Election 2008: Crossing The Archie Bunker Divide?
The white, blue-collar voters personified by the 1970s fictional television character cost Obama yesterday. His Democratic presidential rival, Senator Hillary Clinton of New York, beat him 54 percent to 44 percent in industrial Ohio, and 58 percent to 40 percent in heavily Catholic Rhode Island.
In Ohio’s 10th district of Cuyahoga County, a suburban enclave on Cleveland’s west side that includes a large population of Polish-Americans, Clinton trounced Obama 61 percent to 37 percent, according to exit polls. In the state’s Belmont County, an economically depressed Appalachian border area that is predominantly white, she had a 50-point lead over Obama, the first black candidate to have a shot at the White House.
"Race played a significant factor in Ohio,” said Cuyahoga County Commissioner Timothy Hagan, who supported Obama. "These people are not necessarily bigots, but the image they see every day of black America is drugs, crime, guns and violence.”….
The challenges he faces with these groups are evident in his hometown of Chicago, where voters know him and he is popular. Still, he faces resistance in working-class, white ethnic neighborhoods.
“I can’t support him,” said Richard Dorsch, a 53-year-old paramedic fire chief from Chicago’s Edison Park. Dorsch, who said his kids liken him to Archie Bunker, voted for Clinton in the primary, though he plans to support Republican Senator John McCain of Arizona if Obama wins the nomination.

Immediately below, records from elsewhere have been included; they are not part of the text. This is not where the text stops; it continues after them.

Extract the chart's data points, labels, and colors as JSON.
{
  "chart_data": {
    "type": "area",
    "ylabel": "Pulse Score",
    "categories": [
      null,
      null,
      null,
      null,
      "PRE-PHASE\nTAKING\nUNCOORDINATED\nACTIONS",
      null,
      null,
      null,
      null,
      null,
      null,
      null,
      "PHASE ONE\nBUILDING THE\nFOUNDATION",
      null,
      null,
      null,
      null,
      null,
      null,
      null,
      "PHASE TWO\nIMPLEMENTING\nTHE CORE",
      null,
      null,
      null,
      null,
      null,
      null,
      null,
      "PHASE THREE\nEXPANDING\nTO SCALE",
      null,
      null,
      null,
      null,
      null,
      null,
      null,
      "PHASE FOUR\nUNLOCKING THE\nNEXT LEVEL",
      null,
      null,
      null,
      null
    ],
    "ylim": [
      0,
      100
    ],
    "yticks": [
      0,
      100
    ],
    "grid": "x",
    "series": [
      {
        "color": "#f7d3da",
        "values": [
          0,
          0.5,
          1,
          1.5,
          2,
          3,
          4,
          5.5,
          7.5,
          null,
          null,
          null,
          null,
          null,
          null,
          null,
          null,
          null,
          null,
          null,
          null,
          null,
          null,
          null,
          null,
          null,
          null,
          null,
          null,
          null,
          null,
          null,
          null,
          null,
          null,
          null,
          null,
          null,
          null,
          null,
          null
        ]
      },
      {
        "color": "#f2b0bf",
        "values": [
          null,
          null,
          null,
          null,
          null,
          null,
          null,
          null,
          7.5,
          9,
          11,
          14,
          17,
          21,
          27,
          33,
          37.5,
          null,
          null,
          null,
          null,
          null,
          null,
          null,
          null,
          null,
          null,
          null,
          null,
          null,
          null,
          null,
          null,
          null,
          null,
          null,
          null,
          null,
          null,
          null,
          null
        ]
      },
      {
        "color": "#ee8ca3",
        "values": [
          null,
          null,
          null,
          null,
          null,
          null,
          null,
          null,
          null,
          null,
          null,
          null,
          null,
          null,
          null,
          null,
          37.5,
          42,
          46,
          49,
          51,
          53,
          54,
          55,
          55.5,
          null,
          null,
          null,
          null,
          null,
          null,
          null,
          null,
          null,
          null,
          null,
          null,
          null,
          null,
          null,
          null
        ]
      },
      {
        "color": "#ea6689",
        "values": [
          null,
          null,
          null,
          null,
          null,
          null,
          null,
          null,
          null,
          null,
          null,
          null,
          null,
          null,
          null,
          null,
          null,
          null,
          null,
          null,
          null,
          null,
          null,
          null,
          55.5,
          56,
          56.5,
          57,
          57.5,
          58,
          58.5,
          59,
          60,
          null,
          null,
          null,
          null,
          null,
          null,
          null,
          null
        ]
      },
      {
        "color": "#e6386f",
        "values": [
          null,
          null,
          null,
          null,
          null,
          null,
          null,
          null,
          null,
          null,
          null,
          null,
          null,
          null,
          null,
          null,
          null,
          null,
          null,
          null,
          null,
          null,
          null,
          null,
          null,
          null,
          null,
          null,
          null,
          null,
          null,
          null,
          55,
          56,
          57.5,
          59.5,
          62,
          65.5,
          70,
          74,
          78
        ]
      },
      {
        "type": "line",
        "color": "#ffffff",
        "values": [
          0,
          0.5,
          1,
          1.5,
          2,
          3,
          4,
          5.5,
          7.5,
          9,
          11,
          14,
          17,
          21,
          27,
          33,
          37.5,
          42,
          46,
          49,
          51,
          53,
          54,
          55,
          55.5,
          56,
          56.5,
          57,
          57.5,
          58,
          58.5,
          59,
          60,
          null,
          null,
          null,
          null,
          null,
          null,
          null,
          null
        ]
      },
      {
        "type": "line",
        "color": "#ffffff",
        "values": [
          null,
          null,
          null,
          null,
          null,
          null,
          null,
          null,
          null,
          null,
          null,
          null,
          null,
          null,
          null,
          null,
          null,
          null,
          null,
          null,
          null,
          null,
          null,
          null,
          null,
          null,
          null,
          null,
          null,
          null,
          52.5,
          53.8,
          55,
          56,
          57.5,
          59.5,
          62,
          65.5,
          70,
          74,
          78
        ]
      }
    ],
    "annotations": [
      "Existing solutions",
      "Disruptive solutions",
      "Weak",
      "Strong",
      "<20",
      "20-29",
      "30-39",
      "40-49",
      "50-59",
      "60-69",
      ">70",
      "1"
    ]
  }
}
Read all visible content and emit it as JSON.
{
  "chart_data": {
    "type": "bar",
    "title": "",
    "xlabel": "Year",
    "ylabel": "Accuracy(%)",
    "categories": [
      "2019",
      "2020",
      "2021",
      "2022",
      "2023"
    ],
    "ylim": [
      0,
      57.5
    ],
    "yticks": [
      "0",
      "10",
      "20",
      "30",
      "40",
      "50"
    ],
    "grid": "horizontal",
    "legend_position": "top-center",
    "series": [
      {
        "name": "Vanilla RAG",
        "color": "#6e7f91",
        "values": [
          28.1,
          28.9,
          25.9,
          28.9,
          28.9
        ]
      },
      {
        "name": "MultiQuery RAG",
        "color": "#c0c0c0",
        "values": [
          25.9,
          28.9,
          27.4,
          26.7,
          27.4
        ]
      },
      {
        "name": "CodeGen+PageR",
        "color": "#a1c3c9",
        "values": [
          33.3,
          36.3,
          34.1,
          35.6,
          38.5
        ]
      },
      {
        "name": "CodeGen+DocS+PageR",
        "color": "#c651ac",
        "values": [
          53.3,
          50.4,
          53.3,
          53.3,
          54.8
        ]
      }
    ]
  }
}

“When he talks to you, it’s like he’s talking down to you,” Dorsch said. “He doesn’t have the experience to talk like that.”
Dorsch’s 41st Ward, which gave Clinton, 60, a six- percentage-point advantage, is 90 percent white, dominated by German, Polish and Irish ethnic police officers, teachers and city workers.
Living as I do in the hills of WV, I have heard this sort of talk from a lot of folks — both about not feeling comfortable casting a vote for Obama or for Clinton, on race or gender grounds. But it isn’t limited to the Archie Bunkers of the world, because there are a whole lot of Ediths in the racial and gender discrimination closet as well. You can see from the "These people are not necessarily bigots, but the image they see every day of black America is drugs, crime, guns and violence.” that a lot more discussion and education on this is sorely needed. (No siree, no bigotry there. Sheesh.)
Pam Spaulding, who has been writing about this issue quite a bit this election cycle, provides a perfect example of an "Archie Bunker" that isn’t reachable. But he is illustrative of the sort of education and bigotry issues we will all face as we head toward November, whether Clinton or Obama is our nominee.
Where people have researched the candidates and can have a broader discussion about specifics, the gender and color questions fade in light of particular pet issues. At least, that’s proved true when I’ve talked about this with folks here. But I always get the feeling that, for a lot of them, there is still a bit of a comfort question and that the person who looks like a traditional presidential choice for them is…McCain.
No matter who the Dem nominee may be, we are going to have a lot of work to do.
Both Democratic candidates ought to stop flinging poo at each other via the surrogate blather networks, and start thinking about building up their own images instead. If these traditional blue collar democratic-leaning voters don’t have a solid feel for what the Democratic presidential nominee stands for, how hard the candidate is willing to fight to solve their problems, for the things that matter to their families, for the kitchen table worries and the fear of job loss and health problems and no insurance and rising energy costs and on and on that are hitting Americans square in the gut? Then the Archie Bunker problem is going to be a whole lot bigger than just this one segment of the electorate.
People want change. Absolutely. But they need to know what "change" means for them — what are we changing to? What are the goals toward which we all ought to work together? How do we get there? And how do we make it crystal clear that a vote for McCain is a vote for even more Bush/Cheney purgatory for all of us?
These issues are going to cut across voter groups larger than just the Archie Bunker segment of the population. And they need to be hit now…not later.
It doesn’t help that the racial and gender tensions of the Archie Bunkers of the world keep getting egged on and exacerbated by foot-in-mouth surrogates with both campaigns. Here’s an idea — how about we all start trying to lift one another upward and talk about the things we ought to be doing instead of just lobbing pies and insults back and forth? Both campaigns could start by taking a peek at this article from Kavita Ramdas in The Nation, and adding their voices to the conversation. It sure would be a helluva lot more constructive than "neener, neener, neener" or any number of other stupid things that have come oozing out lately.